Mary Magdalene Part 5 Path of Conscious Love


I have another blog about this online course Mary Magdalene: Apostle for our Times by noted contemplative scholar Cynthia Bourgeault.  I am printing personal reflection questions about this week's lesson.  This week is entitled "The Path of Conscious Love".

Question 1

  • Chastity is not, as we often assume, the absence of sexual relationship but fidelity and purity in what we do, a “singleness” of heart that leads us to live with wholeness and integrity. As Cynthia explains, “You can be chaste in relationships as much as you can be chaste in a celibate life. And you can be unchaste in relationships just as much as you can be unchaste in a celibate life.” What areas of your life feel coherently part of that singleness of heart? In what ways do you see the absence of singleness of heart? How are you pulled toward saying one thing and doing another? What does that pull feel like in your body and thoughts?  
I feel that this path of "singleness" of heart is so relevant to modern people. For me personally, I have to say that I feel split when I'm multi-tasking.  Since I started using a smart phone, my attention span shrank to the point where it is hard to read more than one sentence in a communication.  News, email, and texts instantaneously flash by.  The constant bad news overwhelms me.  Writing this, I feel strongly that are on information overload. We lack space and opportunity for communal connection. I'm very happy that I found a place and community to have regular connection. After our home church services on Sunday, we share a dinner meal together to talk and become friends. The dinner is such an important part of the worship each week. We share music and reflect on wisdom, and then the act of eating together lets us enjoy each other's company.  
I think this idea of singleness not only applies inward to my personal mind being undivided in intention, but it also applies externally to my cosmic relationship with reality. My egoic story does not exist separately from a meaningless cosmos.  My unique story is integral to a larger co-creative universe story of love and evolution. Integral singleness grounds me to a sacred dynamic universe evolving toward the more intimacy. 

Question 2

  • What is it like to consider that Jesus may not have been celibate? Notice what reactions come up for you and journal to go deeper with these reflections.  
A non-celibate Jesus seems so much more real and human.  I reject the notion that Jesus was a deity.  I think sexuality is holy and beautiful and part of a healthy path toward becoming fully human. I feel that after 2000 years, a story of a human Jesus practising conscious love offers a much more relevant story for today.   The gnostic gospels point to Early Christian communities which taught this kind of message of Jesus and Mary Magdalene in relationship. I would celebrate abandoning a theology of redemption and original sin, and embrace a theology of embodied paths of wholeness and love modeled by Mary Magdalene. 

Question 3

  • Psychologist John Welwood writes:   A conscious relationship is one that calls forth who you really are. . . . [Instead of looking to a relationship for shelter] we could welcome its power to wake us up in areas of life where we are asleep and where we avoid naked, direct contact with life.

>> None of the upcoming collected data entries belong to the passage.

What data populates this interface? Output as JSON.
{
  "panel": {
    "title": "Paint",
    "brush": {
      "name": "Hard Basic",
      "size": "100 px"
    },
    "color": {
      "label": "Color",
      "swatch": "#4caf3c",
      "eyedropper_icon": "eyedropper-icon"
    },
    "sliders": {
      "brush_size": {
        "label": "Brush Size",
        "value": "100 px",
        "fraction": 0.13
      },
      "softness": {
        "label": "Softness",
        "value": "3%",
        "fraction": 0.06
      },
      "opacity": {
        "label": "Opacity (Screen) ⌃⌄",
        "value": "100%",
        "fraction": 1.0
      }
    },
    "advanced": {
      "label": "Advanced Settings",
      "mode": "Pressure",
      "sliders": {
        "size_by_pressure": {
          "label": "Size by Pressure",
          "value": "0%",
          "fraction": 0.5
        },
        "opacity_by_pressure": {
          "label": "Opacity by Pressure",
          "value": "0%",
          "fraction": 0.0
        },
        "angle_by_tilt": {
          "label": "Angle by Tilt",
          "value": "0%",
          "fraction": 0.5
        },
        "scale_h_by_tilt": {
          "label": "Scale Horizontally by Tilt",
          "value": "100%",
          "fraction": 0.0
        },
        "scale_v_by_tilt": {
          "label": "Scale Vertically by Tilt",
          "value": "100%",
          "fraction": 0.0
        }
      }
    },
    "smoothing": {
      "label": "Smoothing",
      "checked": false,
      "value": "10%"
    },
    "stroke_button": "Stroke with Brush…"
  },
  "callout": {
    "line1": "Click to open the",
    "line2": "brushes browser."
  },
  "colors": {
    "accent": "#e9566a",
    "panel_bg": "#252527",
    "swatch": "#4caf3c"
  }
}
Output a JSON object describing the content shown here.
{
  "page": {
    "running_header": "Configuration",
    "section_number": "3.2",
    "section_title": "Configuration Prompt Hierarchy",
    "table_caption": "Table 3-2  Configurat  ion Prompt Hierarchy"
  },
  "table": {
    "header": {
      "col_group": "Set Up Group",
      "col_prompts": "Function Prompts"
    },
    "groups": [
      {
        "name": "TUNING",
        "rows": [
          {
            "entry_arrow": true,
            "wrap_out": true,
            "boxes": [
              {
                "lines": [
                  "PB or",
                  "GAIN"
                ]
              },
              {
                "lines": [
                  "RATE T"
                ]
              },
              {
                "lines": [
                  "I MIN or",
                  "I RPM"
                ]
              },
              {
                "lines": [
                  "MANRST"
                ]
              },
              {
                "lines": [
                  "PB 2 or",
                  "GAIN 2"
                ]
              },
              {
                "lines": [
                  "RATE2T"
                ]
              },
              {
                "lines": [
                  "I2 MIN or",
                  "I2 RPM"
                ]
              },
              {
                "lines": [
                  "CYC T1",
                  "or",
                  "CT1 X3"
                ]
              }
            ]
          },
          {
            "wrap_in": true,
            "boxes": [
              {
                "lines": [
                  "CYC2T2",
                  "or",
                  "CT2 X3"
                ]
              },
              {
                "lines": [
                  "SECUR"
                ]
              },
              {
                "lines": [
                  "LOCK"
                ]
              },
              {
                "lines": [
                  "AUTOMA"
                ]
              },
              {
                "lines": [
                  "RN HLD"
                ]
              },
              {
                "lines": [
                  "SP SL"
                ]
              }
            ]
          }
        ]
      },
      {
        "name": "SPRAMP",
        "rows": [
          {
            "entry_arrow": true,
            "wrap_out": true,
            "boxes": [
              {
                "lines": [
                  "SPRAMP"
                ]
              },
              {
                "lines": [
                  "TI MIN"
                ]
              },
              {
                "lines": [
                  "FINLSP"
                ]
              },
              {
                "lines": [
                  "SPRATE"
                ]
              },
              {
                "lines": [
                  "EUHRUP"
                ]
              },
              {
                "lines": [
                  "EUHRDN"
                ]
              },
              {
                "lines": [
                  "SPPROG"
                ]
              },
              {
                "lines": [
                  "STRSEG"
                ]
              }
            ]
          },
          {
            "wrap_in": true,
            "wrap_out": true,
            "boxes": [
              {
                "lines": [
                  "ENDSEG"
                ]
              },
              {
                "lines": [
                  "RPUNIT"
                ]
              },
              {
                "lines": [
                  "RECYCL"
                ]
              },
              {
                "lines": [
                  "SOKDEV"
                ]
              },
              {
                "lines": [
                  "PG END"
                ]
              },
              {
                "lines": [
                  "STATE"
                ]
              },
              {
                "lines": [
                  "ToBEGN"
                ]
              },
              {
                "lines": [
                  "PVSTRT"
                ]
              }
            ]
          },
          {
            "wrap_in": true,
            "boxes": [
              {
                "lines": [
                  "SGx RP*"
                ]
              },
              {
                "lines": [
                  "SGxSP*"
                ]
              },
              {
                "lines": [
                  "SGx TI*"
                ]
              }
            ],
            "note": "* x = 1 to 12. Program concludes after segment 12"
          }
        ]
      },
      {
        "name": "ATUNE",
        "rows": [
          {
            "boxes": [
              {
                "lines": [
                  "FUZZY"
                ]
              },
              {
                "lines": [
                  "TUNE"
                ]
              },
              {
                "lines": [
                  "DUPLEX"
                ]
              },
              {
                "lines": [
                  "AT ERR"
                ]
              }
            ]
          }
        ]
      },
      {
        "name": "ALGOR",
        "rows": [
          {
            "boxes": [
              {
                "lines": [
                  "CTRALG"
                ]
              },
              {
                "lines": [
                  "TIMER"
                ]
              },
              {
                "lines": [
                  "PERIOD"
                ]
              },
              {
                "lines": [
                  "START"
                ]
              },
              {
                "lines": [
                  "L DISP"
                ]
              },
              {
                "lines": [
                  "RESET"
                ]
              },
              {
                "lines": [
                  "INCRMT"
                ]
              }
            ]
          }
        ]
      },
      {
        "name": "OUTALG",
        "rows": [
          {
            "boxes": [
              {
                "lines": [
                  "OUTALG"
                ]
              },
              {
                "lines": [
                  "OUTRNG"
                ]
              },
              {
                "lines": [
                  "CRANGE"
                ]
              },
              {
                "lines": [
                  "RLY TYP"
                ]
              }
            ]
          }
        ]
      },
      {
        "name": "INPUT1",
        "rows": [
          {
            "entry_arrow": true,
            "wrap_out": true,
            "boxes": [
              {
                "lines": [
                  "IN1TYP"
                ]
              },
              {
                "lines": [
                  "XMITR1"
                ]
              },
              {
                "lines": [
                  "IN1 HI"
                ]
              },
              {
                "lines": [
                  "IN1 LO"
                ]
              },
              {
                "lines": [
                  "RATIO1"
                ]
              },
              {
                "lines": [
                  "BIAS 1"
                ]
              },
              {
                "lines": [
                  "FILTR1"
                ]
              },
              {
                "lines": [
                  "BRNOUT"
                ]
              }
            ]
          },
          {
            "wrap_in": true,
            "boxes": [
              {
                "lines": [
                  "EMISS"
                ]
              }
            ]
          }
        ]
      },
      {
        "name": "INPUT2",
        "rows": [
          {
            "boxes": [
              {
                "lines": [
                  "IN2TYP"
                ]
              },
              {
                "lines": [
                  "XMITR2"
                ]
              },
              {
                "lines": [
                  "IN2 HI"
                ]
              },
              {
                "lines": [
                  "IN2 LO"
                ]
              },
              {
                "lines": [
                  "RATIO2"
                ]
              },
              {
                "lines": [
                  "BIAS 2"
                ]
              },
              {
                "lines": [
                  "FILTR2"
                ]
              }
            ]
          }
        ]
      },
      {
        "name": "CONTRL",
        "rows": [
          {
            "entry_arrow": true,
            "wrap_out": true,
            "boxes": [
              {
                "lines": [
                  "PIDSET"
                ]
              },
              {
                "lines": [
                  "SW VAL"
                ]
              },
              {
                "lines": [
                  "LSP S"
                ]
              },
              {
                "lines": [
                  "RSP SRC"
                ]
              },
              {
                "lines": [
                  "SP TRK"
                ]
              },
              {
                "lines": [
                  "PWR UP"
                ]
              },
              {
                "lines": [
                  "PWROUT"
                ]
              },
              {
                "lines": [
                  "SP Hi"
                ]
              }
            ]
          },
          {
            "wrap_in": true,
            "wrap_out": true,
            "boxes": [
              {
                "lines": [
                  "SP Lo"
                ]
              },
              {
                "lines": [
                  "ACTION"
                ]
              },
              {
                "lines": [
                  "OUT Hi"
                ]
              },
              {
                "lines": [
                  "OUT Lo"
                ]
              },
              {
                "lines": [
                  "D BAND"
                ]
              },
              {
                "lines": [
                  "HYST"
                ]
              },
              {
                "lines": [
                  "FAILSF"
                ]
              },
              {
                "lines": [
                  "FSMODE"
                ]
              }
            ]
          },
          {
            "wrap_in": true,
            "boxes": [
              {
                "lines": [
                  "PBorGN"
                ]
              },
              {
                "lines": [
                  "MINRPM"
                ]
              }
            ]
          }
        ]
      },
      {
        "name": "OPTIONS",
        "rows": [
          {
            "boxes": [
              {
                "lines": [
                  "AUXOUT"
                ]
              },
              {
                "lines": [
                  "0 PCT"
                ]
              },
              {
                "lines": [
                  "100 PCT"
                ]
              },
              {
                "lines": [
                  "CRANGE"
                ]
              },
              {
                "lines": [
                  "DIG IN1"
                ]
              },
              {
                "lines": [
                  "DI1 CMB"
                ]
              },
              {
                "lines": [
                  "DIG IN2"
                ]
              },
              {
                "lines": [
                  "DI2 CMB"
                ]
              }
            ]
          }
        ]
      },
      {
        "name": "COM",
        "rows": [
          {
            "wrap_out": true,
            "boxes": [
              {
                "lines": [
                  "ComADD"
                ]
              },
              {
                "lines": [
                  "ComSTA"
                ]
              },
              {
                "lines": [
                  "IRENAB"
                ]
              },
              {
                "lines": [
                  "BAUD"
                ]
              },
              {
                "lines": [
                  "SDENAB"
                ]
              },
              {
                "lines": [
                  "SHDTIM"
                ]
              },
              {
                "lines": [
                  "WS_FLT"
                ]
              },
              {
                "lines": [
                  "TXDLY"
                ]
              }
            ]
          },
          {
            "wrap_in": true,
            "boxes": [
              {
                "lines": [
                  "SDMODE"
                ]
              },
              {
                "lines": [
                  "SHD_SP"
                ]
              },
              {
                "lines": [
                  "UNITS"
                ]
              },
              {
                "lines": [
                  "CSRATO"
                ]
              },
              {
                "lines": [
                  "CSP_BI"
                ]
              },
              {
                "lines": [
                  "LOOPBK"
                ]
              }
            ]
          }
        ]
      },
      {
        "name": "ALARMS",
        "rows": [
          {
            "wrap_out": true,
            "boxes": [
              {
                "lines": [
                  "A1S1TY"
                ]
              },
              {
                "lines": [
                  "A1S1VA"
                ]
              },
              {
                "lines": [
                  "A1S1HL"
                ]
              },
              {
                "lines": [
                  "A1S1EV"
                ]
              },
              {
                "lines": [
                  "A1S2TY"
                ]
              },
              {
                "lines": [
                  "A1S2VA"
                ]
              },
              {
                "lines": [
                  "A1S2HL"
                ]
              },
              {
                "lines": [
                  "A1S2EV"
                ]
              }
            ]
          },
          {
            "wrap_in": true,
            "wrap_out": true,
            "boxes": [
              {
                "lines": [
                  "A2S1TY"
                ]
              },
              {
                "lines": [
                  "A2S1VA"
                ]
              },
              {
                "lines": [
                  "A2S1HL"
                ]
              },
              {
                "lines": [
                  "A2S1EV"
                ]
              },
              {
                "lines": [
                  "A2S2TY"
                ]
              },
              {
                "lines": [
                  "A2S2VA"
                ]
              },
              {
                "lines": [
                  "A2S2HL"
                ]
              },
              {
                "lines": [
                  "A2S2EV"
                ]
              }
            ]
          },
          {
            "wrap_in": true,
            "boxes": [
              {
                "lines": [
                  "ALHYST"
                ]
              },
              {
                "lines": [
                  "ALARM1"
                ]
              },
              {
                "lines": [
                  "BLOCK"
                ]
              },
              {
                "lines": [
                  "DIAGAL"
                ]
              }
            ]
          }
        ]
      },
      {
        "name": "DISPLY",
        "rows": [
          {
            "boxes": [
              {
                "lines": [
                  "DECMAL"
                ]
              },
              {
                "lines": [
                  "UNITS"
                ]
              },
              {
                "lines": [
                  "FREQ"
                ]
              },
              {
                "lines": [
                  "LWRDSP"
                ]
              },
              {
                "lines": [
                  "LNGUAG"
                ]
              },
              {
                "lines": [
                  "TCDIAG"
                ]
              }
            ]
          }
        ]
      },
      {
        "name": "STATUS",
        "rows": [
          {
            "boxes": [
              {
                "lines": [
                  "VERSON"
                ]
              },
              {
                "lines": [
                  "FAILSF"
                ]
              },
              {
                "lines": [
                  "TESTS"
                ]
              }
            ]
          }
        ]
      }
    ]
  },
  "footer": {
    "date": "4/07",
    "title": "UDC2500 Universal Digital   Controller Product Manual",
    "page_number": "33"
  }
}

This approach puts us on a path. It commits us to movement and change, providing forward direction by showing us where we most need to grow. Embracing relationship as a path also gives us practice: learning to use each difficulty along the way as an opportunity to go further, to connect more deeply, not just with a partner, but with our own aliveness as well.  How does this teaching begin to shift or confirm for you the possibility of Jesus and Mary Magdalene walking a path of spiritual transformation in relationship? How does your experience of the Paschal mystery change, viewed through the lens of the sacrament of conscious love versus atonement to an angry God?  
    I think the recovery and celebration of the teachings of Mary Magdalene shifts Christianity in so many good ways.
    First, Mary Magdalene shifts the church to recognize female leadership. Patriarchy erased Mary Magdalene in the church. Bringing her back as one who embodies conscious love may be a step toward healing Western culture by embracing the divine feminine.  
    Second, Mary Magdalene points toward the embodied path of becoming human. Rather than striving for a heaven-oriented "mind over body" worldview, Mary Magdalene's embodied path strives for non-dual mind-body wholeness enriching life in this world. Christianity must go beyond the atonement theology in order to be healing presence for the planet.  The Angry retributive God demanding sacrifice for a sinful world separates mind and body.  This atonement teaching drives Christians to dominate and destroy the world so that they can "become perfect" in the next world.  I hope that a saner Christianity emerges that embraces the body and the world as sacred, like at Church for Our Common Home. 
    Third, Mary Magdalene puts relationship and the beloved as a path of conscious love. 2000 years of repressed sexuality, holding celibacy as the highest path to enlightenment diminishes human potential for creativity and wholeness.  I hope the next step for Christianity is to hold up a model of conscious love embodied by Mary Magdalene and Jesus co-leading a message of transformed conscious love.